I have two models which are as follows:

class PostUser(models.Model):

    user_id = models.CharField(max_length=1000,blank=True,null=True)
    reputation = models.CharField(max_length = 1000 , blank = True , null = True)

    def __unicode__(self):
        return self.user_id

    def indexing(self):
        obj = PostUserIndex(
            meta = {'id': self.id},
            user_id = self.user_id,
            reputation = self.reputation,
        )
        obj.save(index = 'post-user-index')
        return obj.to_dict(include_meta=True)

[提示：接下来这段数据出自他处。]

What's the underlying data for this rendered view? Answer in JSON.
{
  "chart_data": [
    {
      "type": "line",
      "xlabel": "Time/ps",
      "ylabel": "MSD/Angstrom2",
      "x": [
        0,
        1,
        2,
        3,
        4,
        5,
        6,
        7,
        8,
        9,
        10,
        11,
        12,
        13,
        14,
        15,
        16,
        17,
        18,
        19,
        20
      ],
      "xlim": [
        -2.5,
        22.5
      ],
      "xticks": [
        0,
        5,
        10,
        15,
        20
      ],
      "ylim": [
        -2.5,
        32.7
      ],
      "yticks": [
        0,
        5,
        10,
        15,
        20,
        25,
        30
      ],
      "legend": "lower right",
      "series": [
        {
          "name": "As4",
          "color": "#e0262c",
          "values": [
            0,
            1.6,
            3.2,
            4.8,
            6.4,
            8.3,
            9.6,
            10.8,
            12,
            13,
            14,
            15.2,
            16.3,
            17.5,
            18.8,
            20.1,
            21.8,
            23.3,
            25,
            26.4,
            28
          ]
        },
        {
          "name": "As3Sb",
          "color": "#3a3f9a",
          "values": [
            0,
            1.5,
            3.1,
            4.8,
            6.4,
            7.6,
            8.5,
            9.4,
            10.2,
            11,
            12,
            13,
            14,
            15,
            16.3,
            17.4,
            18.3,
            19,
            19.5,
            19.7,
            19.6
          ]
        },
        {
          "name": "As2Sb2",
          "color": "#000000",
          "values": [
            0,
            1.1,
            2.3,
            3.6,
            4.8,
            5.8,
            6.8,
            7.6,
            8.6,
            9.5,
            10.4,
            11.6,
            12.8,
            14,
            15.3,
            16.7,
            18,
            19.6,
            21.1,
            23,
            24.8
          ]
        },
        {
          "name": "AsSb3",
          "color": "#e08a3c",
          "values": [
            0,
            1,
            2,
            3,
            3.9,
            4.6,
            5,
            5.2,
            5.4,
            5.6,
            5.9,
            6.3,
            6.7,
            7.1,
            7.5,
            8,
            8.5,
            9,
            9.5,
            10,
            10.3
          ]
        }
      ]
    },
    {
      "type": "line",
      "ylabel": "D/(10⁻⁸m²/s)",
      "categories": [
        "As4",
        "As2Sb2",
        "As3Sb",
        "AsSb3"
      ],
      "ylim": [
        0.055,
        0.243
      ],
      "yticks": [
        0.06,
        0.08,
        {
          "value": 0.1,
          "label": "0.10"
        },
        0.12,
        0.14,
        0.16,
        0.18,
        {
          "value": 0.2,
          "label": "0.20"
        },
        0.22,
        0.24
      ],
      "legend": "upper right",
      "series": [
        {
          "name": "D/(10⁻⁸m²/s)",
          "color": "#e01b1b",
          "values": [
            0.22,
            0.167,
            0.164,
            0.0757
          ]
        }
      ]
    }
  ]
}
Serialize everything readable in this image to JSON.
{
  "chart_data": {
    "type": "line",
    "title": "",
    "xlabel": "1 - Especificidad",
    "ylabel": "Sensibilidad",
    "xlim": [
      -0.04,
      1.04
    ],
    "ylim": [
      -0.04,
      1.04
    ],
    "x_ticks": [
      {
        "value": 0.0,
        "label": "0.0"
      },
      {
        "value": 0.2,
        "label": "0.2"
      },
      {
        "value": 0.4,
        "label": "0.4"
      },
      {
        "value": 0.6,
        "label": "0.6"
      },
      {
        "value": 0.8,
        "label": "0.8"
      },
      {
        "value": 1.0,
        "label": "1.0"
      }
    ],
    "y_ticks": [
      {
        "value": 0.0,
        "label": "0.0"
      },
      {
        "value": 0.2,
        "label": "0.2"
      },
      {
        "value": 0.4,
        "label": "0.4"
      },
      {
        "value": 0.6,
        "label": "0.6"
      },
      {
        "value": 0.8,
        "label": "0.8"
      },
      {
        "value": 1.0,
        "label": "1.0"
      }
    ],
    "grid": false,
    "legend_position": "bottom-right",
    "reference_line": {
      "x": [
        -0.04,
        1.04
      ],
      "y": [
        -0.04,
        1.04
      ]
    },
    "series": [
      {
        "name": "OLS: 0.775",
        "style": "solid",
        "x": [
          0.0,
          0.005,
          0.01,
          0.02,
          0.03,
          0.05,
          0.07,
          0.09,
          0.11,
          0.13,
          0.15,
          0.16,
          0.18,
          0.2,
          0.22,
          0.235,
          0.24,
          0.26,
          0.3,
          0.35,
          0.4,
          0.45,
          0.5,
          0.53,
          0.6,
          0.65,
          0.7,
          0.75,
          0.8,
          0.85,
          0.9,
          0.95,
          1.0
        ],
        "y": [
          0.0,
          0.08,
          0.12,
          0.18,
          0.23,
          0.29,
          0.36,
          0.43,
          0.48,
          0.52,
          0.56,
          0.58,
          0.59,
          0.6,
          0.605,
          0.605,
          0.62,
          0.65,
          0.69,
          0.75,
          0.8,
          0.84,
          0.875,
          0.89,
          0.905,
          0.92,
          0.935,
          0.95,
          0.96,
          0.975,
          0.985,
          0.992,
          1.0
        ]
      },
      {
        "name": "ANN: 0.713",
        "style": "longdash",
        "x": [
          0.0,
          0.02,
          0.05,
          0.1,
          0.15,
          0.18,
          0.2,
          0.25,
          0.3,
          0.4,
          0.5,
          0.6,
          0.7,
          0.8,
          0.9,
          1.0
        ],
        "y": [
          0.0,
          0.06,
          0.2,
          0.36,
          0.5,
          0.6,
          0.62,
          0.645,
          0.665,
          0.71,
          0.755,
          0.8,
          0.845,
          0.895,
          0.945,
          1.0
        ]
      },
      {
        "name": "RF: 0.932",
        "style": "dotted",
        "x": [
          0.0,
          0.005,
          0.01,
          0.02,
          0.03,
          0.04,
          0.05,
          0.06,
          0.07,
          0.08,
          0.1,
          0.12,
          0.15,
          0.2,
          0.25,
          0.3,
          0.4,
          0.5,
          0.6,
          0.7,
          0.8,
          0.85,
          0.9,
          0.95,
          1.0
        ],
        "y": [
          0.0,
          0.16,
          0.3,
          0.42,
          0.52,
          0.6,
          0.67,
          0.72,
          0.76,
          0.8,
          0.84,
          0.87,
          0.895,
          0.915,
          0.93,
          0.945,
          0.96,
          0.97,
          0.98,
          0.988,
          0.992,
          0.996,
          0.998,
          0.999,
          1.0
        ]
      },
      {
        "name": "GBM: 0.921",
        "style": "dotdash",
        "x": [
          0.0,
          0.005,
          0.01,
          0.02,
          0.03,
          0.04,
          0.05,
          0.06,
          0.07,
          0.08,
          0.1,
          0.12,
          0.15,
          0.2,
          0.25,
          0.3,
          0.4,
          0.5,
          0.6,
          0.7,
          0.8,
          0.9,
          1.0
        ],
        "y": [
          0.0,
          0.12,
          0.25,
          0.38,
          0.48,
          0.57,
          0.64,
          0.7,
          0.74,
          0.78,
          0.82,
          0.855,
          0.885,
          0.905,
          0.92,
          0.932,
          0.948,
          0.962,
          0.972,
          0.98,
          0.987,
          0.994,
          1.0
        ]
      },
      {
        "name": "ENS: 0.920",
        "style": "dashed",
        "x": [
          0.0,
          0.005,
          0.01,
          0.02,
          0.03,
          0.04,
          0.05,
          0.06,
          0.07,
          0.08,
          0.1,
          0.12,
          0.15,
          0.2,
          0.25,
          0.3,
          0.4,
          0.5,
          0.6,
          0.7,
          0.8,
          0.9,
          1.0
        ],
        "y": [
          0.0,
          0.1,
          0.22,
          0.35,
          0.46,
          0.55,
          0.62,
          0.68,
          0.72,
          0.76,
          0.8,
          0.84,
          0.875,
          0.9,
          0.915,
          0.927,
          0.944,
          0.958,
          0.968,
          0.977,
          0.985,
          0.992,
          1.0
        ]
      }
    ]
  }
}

class Posts(models.Model):

    user_post_id = models.CharField(max_length = 1000 , blank = True , null = True)
    score = models.CharField(max_length = 1000 , blank = True , null = True)
    owner_user_id = models.ForeignKey(PostUser,default="-100")


    def __unicode__(self):

        return self.user_post_id

    def indexing(self):
        obj = PostsIndex(
            meta = {'id': self.id},
            user_post_id = self.user_post_id,
            score = self.score,
            owner_user_id = self.owner_user_id,
        )
        obj.save(index = 'newuserposts-index')
        return obj.to_dict(include_meta=True)

我尝试索引数据的方式如下:

The way I am trying to index my data is as follows:

class PostUserIndex(DocType):
    user_id = Text()
    reputation = Text()


class PostsIndex(DocType):
    user_post_id = Text()
    score = Text()
    owner_user_id = Nested(PostUserIndex)

然后我尝试运行以下方法为数据建立索引:

Then i try to run the following method to index data:

def posts_indexing():
    PostsIndex.init(index='newuserposts-index')
    es = Elasticsearch()
    bulk(client=es, actions=(b.indexing() for b in models.Posts.objects.all().iterator()))

我尝试过通过手动输入嵌套属性,还从PostUser的doctype更改为内部doc的不同方法,但是仍然出现奇怪的错误.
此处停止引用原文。